Impact investing, with the dual goal of making a profit and creating positive social or environmental improvements, can take place in developed or emerging markets. In emerging economies, microfinance projects are popular, but impact investing also funds improving employment and education opportunities, supporting sustainable agriculture, making healthcare or housing affordable, and developing clean technology. This is often accomplished through private equity, debt, or fixed-income securities.
Many large corporations—including Apple Inc. (AAPL), Tesla Motors Inc. (TSLA), General Electric Co. (GE), and First Solar Inc. (FSLR)—have stepped up to the plate to reduce the carbon footprint in their supply chain. When you see that a private or public company is taking this approach, putting some money behind that company is a form of impact investing. You can also start impact investing through a variety of exchange traded funds (ETFs) and mutual funds.
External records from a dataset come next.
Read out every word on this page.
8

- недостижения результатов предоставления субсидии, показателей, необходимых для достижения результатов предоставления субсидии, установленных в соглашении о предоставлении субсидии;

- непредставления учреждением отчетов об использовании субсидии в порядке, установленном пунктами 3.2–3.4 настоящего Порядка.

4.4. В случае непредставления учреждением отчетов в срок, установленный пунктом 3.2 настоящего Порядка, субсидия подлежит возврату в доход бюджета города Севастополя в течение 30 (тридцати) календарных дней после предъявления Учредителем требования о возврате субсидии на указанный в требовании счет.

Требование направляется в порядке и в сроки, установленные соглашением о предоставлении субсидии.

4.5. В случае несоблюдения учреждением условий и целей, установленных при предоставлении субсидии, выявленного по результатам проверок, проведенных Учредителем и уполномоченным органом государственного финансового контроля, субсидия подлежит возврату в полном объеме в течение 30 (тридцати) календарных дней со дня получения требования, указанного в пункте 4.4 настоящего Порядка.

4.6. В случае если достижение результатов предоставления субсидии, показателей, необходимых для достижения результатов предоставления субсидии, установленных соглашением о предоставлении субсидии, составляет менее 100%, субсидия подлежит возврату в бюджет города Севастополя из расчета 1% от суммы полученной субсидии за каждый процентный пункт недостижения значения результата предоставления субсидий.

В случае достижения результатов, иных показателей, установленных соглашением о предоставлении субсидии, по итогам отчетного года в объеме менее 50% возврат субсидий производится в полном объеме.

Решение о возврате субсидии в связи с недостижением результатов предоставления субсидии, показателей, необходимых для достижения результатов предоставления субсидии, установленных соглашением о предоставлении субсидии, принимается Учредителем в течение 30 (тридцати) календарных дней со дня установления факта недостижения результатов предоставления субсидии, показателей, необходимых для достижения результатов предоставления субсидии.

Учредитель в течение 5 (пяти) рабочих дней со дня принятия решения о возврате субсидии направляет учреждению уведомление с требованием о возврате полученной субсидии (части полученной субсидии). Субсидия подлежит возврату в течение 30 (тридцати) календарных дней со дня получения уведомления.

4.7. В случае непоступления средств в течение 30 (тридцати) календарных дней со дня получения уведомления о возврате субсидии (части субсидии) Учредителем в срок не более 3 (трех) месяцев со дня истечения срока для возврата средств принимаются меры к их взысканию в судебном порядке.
Impact investing is experiencing explosive growth, with assets in the sector expected to grow to $500 billion by 2020, from $50 billion in 2009. Some predict assets ultimately will hit as high as $3 trillion.
Venture philanthropy is more focused on capital building than general operating expenses, and there is a lot of involvement with the grantees to help drive innovation. There also is a lot of emphasis on performance measurement, with the primary goal of improving systems and sectors as opposed to promoting individual organizations and funding individual projects.
The engagement period for venture philanthropy is a minimum of three years and an average of five to seven years. Most venture philanthropy investments are transacted through a foundation or a private equity firm. With impact investing, there is no time frame. It’s more of an “as long as it takes” approach.
The Bottom Line
With impact investing, the investor is looking to make a profit while also having a positive impact on the world's social or environmental concerns. With venture philanthropy, the goal is usually (but not always) to make a profit while having a positive social impact on the world.